PPE 3 et SNBC 3 : neuf orientations pour le nucléaire français - Sfen

PPE 3 et SNBC 3 : neuf orientations pour le nucléaire français

Jusqu’alors, la Programmation pluriannuelle de l’énergie (PPE) prévoyait de fermer 14 réacteurs nucléaires en France. Si l’on sait que cet objectif n’est plus d’actualité, la publication d’une nouvelle PPE et d’une nouvelle Stratégie nationale bas-carbone (SNBC) était nécessaire pour l’officialiser. C’est désormais chose faite !

Très attendues, la 3ᵉ Programmation pluriannuelle de l’énergie (PPE) et la 3ᵉ Stratégie nationale bas-carbone (SNBC) sont enfin disponibles. Présentés le lundi 4 novembre par la ministre de la Transition écologique, Agnès Pannier-Runacher, et la ministre de l’Énergie, Olga Givernet, ces documents sont soumis à une concertation publique préalable pour une durée de six semaines. Ce document, qui couvre l’ensemble des domaines énergétiques et les objectifs de décarbonation du pays, contient des points significatifs concernant le nucléaire.

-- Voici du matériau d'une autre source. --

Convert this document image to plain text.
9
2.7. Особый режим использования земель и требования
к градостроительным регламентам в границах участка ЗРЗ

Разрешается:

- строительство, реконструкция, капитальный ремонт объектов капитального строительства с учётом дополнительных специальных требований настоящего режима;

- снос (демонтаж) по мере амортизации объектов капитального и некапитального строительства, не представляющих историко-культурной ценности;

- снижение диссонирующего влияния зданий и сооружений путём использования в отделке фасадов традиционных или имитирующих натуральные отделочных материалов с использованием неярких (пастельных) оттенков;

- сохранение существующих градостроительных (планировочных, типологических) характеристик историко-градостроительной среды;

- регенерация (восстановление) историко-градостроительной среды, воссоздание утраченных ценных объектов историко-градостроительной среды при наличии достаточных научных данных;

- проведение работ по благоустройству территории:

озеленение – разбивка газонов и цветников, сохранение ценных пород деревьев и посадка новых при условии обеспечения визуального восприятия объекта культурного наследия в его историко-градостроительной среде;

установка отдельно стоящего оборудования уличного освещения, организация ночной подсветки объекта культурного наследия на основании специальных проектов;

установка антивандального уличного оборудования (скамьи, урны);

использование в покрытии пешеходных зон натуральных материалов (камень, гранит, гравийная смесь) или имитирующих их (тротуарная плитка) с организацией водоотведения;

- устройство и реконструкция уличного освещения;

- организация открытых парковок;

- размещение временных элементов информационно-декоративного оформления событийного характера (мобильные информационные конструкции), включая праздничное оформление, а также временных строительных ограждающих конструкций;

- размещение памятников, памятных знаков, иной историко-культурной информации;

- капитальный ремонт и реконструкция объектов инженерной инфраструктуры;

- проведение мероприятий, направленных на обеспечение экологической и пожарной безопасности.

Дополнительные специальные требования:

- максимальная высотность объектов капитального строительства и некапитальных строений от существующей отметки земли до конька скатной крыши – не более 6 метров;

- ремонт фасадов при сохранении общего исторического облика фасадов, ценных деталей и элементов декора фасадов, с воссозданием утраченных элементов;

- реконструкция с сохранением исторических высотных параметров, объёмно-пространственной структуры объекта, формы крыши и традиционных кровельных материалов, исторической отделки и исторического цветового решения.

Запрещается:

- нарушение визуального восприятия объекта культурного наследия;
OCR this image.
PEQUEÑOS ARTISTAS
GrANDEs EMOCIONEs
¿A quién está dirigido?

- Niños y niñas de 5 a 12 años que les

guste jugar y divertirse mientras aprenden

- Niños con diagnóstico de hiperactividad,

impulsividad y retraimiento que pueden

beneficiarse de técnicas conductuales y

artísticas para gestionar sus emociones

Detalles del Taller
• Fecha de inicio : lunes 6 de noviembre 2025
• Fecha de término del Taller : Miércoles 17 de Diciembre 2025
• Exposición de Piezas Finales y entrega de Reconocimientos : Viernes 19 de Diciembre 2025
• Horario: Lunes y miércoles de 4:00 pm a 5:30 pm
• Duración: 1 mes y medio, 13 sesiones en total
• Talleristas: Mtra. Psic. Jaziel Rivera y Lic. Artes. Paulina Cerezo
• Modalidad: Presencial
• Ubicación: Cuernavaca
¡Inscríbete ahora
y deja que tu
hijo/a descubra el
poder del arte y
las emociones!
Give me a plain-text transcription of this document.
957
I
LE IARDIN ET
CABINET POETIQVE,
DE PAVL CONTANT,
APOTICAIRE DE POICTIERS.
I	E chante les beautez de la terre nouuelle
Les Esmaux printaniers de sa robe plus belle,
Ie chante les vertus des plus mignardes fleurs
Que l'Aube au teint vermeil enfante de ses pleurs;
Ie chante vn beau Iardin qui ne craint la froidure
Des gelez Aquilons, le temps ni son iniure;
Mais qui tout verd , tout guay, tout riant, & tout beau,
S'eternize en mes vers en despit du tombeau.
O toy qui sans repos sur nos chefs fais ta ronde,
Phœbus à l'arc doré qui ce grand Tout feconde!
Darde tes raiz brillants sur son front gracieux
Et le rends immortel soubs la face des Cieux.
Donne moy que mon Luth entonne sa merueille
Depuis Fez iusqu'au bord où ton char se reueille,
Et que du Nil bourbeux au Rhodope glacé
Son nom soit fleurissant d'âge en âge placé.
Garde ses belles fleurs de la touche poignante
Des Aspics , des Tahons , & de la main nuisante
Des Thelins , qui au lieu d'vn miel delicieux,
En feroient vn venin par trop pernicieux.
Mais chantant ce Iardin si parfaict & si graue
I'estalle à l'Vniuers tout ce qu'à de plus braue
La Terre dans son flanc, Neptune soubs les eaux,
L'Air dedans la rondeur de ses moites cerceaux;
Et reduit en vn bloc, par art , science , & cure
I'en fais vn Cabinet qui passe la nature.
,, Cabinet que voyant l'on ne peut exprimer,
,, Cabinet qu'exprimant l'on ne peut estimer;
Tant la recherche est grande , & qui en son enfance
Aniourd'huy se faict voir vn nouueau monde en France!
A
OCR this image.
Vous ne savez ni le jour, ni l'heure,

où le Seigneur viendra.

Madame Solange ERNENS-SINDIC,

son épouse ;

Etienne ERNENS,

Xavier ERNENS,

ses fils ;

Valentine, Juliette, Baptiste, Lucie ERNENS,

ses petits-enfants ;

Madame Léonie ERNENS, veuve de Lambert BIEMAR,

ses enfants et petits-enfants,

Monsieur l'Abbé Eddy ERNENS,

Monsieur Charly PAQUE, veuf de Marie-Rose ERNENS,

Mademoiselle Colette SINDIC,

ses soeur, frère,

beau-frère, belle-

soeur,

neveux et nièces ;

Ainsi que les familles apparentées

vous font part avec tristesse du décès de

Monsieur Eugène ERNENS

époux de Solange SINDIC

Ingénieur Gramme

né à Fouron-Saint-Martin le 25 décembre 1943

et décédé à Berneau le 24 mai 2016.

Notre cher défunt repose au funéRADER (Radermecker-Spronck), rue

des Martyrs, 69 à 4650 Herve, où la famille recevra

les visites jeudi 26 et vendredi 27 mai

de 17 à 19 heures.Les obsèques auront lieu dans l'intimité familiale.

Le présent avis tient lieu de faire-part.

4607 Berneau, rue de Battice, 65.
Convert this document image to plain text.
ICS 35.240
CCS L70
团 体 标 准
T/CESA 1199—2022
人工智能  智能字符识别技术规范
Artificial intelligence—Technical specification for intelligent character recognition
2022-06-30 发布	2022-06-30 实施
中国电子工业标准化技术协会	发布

La PPE et la SNBC constituent les piliers de la politique énergétique et climatique française. Élaborée en 2015, la SNBC est la feuille de route de la France pour réduire ses émissions de gaz à effet de serre (GES), avec des objectifs de réduction de 50 % des émissions brutes d’ici 2030 par rapport à 1990, et l’atteinte de la neutralité carbone à l’horizon 2050. La PPE, quant à elle, est un outil de pilotage de la politique énergétique française, qui fixe les priorités pour la production et la consommation d’énergie, en alignant les ressources et les infrastructures énergétiques avec les objectifs climatiques.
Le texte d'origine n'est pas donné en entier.